Officials “are playing with fire,” said Allan Meltzer, a Fed historian and economics professor at Carnegie Mellon University in Pittsburgh. “With good luck, none of these liabilities will come due. We can’t expect that good luck, and we haven’t had it.”

Fed Chairman Ben S. Bernanke and Treasury Secretary Henry Paulson were forced to respond after capital markets seized up and Bear Stearns faced a run by creditors. In an emergency action that jeopardizes the dividend it pays the Treasury, the Fed authorized a $29 billion loan against illiquid mortgage- and asset-backed securities from Bear Stearns that will be held in a Delaware corporation. JPMorgan Chase & Co. contributed $1 billion.

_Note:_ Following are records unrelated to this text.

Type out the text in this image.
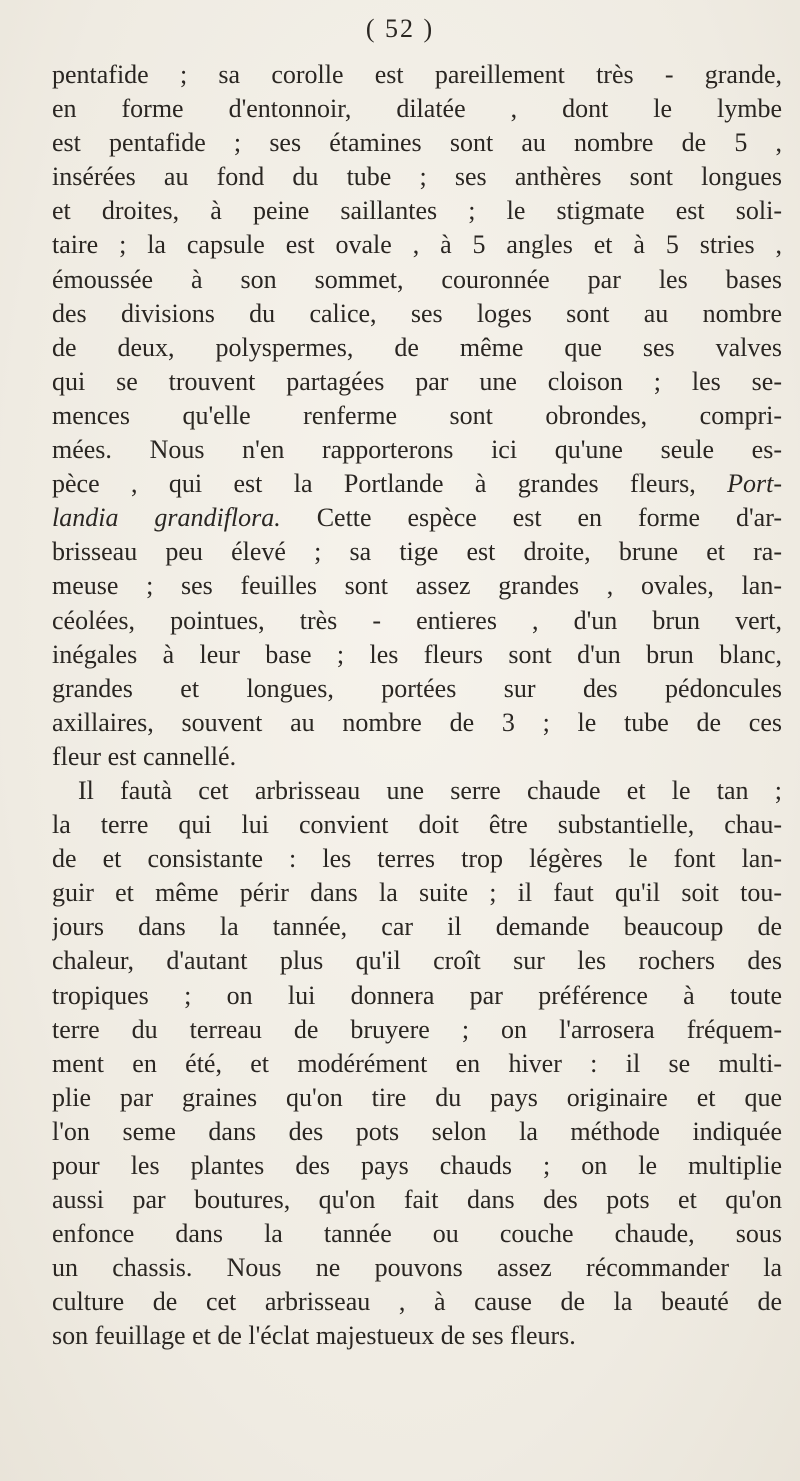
( 52 )
pentafide ; sa corolle est pareillement très - grande,
en forme d'entonnoir, dilatée , dont le lymbe
est pentafide ; ses étamines sont au nombre de 5 ,
insérées au fond du tube ; ses anthères sont longues
et droites, à peine saillantes ; le stigmate est soli-
taire ; la capsule est ovale , à 5 angles et à 5 stries ,
émoussée à son sommet, couronnée par les bases
des divisions du calice, ses loges sont au nombre
de deux, polyspermes, de même que ses valves
qui se trouvent partagées par une cloison ; les se-
mences qu'elle renferme sont obrondes, compri-
mées. Nous n'en rapporterons ici qu'une seule es-
pèce , qui est la Portlande à grandes fleurs, Port-
landia grandiflora. Cette espèce est en forme d'ar-
brisseau peu élevé ; sa tige est droite, brune et ra-
meuse ; ses feuilles sont assez grandes , ovales, lan-
céolées, pointues, très - entieres , d'un brun vert,
inégales à leur base ; les fleurs sont d'un brun blanc,
grandes et longues, portées sur des pédoncules
axillaires, souvent au nombre de 3 ; le tube de ces
fleur est cannellé.
Il fautà cet arbrisseau une serre chaude et le tan ;
la terre qui lui convient doit être substantielle, chau-
de et consistante : les terres trop légères le font lan-
guir et même périr dans la suite ; il faut qu'il soit tou-
jours dans la tannée, car il demande beaucoup de
chaleur, d'autant plus qu'il croît sur les rochers des
tropiques ; on lui donnera par préférence à toute
terre du terreau de bruyere ; on l'arrosera fréquem-
ment en été, et modérément en hiver : il se multi-
plie par graines qu'on tire du pays originaire et que
l'on seme dans des pots selon la méthode indiquée
pour les plantes des pays chauds ; on le multiplie
aussi par boutures, qu'on fait dans des pots et qu'on
enfonce dans la tannée ou couche chaude, sous
un chassis. Nous ne pouvons assez récommander la
culture de cet arbrisseau , à cause de la beauté de
son feuillage et de l'éclat majestueux de ses fleurs.
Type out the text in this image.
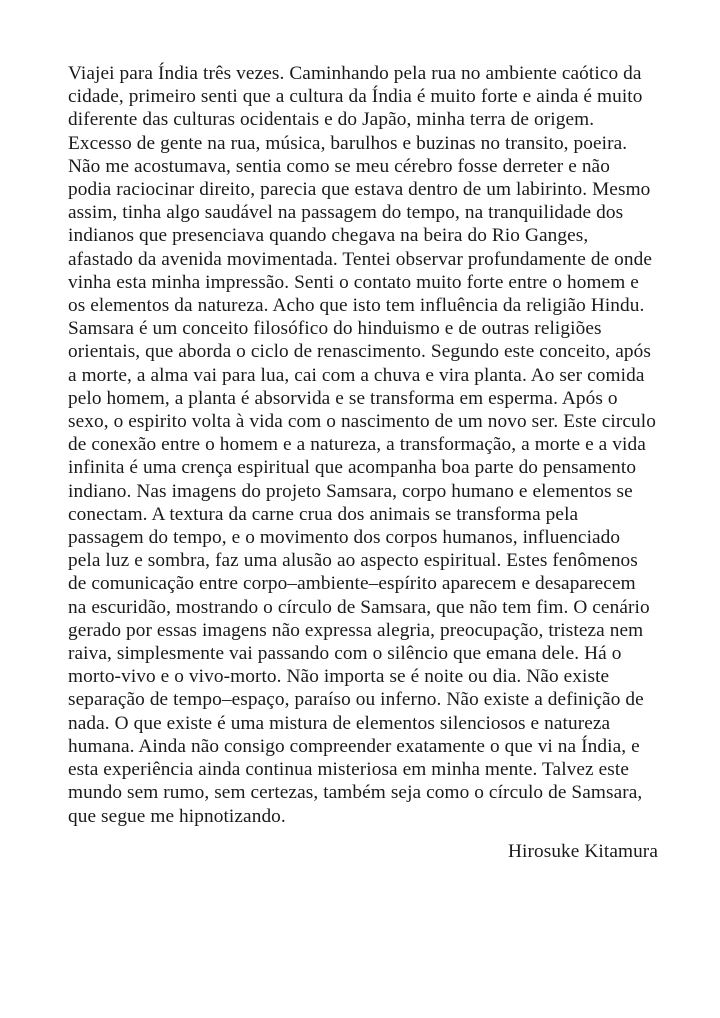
Viajei para Índia três vezes. Caminhando pela rua no ambiente caótico da
cidade, primeiro senti que a cultura da Índia é muito forte e ainda é muito
diferente das culturas ocidentais e do Japão, minha terra de origem.
Excesso de gente na rua, música, barulhos e buzinas no transito, poeira.
Não me acostumava, sentia como se meu cérebro fosse derreter e não
podia raciocinar direito, parecia que estava dentro de um labirinto. Mesmo
assim, tinha algo saudável na passagem do tempo, na tranquilidade dos
indianos que presenciava quando chegava na beira do Rio Ganges,
afastado da avenida movimentada. Tentei observar profundamente de onde
vinha esta minha impressão. Senti o contato muito forte entre o homem e
os elementos da natureza. Acho que isto tem influência da religião Hindu.
Samsara é um conceito filosófico do hinduismo e de outras religiões
orientais, que aborda o ciclo de renascimento. Segundo este conceito, após
a morte, a alma vai para lua, cai com a chuva e vira planta. Ao ser comida
pelo homem, a planta é absorvida e se transforma em esperma. Após o
sexo, o espirito volta à vida com o nascimento de um novo ser. Este circulo
de conexão entre o homem e a natureza, a transformação, a morte e a vida
infinita é uma crença espiritual que acompanha boa parte do pensamento
indiano. Nas imagens do projeto Samsara, corpo humano e elementos se
conectam. A textura da carne crua dos animais se transforma pela
passagem do tempo, e o movimento dos corpos humanos, influenciado
pela luz e sombra, faz uma alusão ao aspecto espiritual. Estes fenômenos
de comunicação entre corpo–ambiente–espírito aparecem e desaparecem
na escuridão, mostrando o círculo de Samsara, que não tem fim. O cenário
gerado por essas imagens não expressa alegria, preocupação, tristeza nem
raiva, simplesmente vai passando com o silêncio que emana dele. Há o
morto-vivo e o vivo-morto. Não importa se é noite ou dia. Não existe
separação de tempo–espaço, paraíso ou inferno. Não existe a definição de
nada. O que existe é uma mistura de elementos silenciosos e natureza
humana. Ainda não consigo compreender exatamente o que vi na Índia, e
esta experiência ainda continua misteriosa em minha mente. Talvez este
mundo sem rumo, sem certezas, também seja como o círculo de Samsara,
que segue me hipnotizando.
Hirosuke Kitamura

Senate Finance Committee Chairman Max Baucus, a Montana Democrat, and Charles Grassley of Iowa, the committee’s ranking Republican, gave Fed officials and JPMorgan executives a March 28 deadline to describe the assets involved in the transaction.

“Americans are being asked to back a brand-new kind of transaction, to the tune of tens of billions of dollars,” Baucus said in a statement today. “It’s the Finance Committee’s responsibility to pin down just how the government decided to front $30 billion in taxpayer dollars for the Bear Stearns deal, and to monitor the changing terms of the sale.”

The Delaware company will liquidate the assets over 10 years, with JPMorgan absorbing the first $1 billion in losses, with the Fed bearing any that remain. Any such losses would hurt the Fed’s balance sheet, and ultimately the taxpayer, because they would reduce the stipend the Fed pays to the Treasury from earnings on its portfolio. The dividend was $29 billion in 2006.

Sure, there is always the remote possibility that Bear Stearns’ assets can be sold at the full value they were guaranteed. However, judging by the amount of garbage subprime assets still floating around the world, chances are much greater that they are either worth less or even worthless.

In that case, an unwanted tax payer bailout would be complete. Maybe with proper juggling of the books or new and creative accounting rules, the Fed can postpone the inevitable “coming clean” for a few years.